Bocah

 


Seorang bocah sangat asyik bermain dengan permainannya. Sesekali kuperhatikan dunianya, seru sangat, sungguh. Entah apa yang ada dalam pikirannya, bagaimana cara bocah dapat bertingkah laku sedemikian rupa. Selalu bergembira, dan dengan keusilannya. Argh.. Bau kopi dan molen.

Dunia sudah semakin tua, penghuninya beraneka rupa. Suka ini, itu, anu. Kadang, mudahnya informasi membiaskan makna. Penerimaan satu dan yang lain jauh berbeda. Bagaimana pemrosesan informasi bisa sedemikian berbeda. Nyam.. Molen ini enak sangat.

Dunia bocah sungguh jenaka. Ingin ku masuk ke alam pikirnya. Melihat apa yang dipikirnya, terbayang satu, main, main dan bermain. Kutertawa geli melihat tingkah lakunya. Cara bocah bergurau, berkomunikasi, berimaji, semuanya natural, tanpa akting. Indahnya.
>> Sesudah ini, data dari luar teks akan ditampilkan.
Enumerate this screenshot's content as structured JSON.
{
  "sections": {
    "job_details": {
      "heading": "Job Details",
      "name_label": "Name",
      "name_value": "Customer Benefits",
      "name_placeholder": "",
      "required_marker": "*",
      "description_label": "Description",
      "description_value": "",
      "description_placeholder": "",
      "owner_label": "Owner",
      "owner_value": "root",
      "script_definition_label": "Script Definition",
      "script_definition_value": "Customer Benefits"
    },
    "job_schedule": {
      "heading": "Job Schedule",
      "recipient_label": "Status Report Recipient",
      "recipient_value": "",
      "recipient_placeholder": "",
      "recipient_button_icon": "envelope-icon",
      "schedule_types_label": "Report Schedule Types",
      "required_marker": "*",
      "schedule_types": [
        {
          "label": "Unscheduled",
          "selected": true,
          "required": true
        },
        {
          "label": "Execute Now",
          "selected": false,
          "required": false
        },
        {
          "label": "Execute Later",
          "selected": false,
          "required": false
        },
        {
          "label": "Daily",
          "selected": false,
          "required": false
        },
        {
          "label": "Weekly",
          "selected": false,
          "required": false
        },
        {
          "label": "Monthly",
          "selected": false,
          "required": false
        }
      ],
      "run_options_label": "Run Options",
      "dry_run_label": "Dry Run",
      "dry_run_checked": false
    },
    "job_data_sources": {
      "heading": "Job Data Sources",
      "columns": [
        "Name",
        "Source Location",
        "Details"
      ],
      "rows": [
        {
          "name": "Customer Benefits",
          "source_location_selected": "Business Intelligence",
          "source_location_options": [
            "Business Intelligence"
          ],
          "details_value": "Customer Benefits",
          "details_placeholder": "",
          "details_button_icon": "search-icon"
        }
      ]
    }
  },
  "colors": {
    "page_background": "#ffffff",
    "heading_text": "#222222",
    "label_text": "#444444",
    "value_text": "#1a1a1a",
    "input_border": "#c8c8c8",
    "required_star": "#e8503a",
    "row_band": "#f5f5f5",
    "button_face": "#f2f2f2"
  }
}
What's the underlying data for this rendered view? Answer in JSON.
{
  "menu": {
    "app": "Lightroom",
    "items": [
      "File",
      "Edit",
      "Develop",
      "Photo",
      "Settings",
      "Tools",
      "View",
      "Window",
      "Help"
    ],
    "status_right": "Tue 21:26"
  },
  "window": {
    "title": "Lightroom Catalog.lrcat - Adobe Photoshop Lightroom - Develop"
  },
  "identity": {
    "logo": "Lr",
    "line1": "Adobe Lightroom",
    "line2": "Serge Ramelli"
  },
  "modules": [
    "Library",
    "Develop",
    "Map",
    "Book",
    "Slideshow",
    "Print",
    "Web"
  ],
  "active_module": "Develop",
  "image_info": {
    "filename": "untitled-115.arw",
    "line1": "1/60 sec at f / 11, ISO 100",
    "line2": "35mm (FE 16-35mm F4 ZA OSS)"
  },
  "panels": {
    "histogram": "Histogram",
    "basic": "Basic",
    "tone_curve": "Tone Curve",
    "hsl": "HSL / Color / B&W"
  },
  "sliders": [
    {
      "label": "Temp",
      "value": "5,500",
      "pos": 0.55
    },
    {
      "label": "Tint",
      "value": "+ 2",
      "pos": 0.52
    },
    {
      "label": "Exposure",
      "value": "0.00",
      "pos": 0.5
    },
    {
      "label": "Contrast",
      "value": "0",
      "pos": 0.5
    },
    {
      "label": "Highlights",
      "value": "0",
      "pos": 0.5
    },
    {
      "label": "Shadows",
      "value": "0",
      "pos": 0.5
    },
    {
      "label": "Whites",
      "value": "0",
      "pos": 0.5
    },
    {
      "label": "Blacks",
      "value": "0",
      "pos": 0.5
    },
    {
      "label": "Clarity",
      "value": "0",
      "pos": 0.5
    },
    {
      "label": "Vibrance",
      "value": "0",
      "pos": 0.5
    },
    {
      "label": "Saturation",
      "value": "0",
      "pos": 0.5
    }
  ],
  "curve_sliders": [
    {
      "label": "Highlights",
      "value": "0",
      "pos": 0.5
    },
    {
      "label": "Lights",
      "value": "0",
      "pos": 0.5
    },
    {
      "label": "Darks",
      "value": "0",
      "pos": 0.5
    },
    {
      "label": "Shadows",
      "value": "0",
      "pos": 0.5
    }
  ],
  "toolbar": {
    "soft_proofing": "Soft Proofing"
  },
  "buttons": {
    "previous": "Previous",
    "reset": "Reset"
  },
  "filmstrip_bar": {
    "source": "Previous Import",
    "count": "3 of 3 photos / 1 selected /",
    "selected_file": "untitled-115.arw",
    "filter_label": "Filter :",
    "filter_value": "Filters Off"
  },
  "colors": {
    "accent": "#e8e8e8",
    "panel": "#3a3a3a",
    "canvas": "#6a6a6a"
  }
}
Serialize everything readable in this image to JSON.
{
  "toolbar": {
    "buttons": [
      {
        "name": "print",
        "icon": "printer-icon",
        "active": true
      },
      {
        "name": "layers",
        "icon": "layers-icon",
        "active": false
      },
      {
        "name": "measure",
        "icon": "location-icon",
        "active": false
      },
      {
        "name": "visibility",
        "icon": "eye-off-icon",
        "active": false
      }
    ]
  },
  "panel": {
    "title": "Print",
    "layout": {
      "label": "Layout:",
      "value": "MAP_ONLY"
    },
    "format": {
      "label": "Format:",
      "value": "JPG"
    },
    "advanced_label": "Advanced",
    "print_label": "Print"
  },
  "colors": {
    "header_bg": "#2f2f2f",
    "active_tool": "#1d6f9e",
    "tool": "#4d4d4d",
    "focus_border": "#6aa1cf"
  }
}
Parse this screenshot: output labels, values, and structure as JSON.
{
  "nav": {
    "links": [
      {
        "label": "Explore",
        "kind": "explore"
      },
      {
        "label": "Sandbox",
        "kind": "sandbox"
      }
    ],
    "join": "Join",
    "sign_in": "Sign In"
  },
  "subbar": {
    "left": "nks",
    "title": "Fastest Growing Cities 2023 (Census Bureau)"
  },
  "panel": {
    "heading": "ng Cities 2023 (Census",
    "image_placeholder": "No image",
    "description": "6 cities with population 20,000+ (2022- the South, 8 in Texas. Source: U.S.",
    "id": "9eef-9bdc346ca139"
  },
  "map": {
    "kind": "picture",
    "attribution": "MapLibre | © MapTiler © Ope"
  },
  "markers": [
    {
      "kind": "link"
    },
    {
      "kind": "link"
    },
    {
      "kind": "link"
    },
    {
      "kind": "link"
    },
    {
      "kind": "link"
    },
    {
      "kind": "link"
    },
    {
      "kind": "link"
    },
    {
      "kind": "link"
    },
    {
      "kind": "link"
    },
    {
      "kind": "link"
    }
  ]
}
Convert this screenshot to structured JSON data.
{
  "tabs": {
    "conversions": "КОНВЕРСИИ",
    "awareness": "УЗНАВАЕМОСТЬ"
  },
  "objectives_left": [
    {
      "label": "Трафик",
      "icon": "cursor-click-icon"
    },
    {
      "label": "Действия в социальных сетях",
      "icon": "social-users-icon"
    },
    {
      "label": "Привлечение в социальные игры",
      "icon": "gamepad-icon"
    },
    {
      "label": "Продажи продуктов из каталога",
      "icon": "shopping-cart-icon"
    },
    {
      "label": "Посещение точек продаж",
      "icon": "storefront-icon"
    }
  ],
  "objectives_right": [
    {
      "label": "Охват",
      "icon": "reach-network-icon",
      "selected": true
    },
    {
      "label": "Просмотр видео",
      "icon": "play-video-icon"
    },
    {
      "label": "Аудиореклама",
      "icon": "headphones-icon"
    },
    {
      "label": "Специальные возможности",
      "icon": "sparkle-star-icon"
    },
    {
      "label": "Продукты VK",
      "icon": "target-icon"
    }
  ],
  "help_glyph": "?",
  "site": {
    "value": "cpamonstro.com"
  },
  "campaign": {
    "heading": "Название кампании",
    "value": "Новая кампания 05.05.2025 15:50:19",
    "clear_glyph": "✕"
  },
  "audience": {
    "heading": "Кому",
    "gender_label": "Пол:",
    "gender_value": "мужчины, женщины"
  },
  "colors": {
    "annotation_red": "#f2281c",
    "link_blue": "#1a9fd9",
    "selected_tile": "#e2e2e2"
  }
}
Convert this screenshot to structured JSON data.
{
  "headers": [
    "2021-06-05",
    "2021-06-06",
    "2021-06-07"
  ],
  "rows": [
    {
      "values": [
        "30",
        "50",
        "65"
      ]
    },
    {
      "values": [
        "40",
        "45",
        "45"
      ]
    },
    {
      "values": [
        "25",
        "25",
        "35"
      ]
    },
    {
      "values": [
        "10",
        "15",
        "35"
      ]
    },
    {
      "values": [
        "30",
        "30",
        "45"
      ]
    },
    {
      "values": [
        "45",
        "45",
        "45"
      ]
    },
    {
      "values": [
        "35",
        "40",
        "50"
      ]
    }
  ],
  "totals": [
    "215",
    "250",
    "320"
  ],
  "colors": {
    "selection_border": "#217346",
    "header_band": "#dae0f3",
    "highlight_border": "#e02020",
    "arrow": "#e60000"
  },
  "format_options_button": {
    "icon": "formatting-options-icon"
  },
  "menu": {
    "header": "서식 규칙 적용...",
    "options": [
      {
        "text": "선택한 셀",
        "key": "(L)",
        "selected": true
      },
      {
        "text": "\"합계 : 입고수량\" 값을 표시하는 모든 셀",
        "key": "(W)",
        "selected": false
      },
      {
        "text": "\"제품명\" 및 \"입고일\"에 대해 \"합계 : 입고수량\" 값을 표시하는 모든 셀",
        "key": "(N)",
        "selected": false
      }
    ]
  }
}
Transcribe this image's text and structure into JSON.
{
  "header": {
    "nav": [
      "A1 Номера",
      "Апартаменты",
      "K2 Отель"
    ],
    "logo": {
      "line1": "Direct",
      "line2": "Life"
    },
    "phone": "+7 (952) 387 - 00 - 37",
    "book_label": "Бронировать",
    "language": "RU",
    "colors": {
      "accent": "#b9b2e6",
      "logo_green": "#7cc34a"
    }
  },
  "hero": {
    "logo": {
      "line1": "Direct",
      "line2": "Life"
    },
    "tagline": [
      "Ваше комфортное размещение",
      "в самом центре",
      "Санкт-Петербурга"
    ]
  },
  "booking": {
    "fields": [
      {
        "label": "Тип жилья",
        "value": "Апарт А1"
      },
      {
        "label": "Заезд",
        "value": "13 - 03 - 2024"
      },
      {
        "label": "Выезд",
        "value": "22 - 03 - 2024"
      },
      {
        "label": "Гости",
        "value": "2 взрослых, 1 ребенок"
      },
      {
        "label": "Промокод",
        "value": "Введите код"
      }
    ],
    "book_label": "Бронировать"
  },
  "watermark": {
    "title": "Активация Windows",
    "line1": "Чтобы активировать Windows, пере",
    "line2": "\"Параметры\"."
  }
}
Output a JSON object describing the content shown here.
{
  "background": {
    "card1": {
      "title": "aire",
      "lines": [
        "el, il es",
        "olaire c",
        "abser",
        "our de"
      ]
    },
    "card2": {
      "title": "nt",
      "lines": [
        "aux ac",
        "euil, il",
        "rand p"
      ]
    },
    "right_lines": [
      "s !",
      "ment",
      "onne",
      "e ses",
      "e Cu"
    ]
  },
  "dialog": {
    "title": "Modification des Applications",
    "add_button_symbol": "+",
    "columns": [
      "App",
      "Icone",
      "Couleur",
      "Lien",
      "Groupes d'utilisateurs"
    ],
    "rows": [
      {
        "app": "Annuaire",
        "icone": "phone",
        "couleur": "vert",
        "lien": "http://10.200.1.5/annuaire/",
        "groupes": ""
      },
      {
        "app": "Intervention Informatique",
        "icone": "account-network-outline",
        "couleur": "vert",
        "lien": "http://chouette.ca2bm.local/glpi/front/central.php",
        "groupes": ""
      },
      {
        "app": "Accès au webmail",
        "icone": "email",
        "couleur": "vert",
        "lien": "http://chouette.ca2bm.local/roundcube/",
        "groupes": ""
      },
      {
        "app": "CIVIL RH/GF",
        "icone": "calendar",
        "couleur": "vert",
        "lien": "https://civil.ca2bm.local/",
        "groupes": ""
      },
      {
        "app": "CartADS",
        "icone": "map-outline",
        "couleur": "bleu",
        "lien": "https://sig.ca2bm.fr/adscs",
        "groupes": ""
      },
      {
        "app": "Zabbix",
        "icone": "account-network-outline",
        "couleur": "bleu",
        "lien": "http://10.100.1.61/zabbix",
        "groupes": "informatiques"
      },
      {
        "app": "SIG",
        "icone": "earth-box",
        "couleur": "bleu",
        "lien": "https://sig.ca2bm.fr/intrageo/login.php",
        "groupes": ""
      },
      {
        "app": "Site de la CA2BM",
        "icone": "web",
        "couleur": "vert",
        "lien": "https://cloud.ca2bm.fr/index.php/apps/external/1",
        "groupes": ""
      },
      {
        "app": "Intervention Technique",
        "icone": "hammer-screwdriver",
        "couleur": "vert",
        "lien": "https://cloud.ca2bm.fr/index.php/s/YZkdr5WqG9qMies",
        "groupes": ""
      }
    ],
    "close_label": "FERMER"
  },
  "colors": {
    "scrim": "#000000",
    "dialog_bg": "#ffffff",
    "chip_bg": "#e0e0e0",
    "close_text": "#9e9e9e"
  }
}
Hujan turun ditempatku. Rintiknya membasahi kamis akhir tahun. Bocah-bocah senang, bukan dengan harinya, mereka senang bisa bermain. Dari sekedar melihat, dilanjutkan bermain hujan. Bahagianya. Berbeda dengan bocah lain. Bocah tua nakal. Apa yang dipikirnya, ku tak tau. Rumit. Ciu Pek Tong memang nakal, terkadang liar. Bocah tua yang mempunyai jurus andalan: tangan kanan melawan tangan kiri. Banyak pendekar tangguh, berpikir ratus kali. Left, right atau kombinasi. Jurus sakti  penuh arti.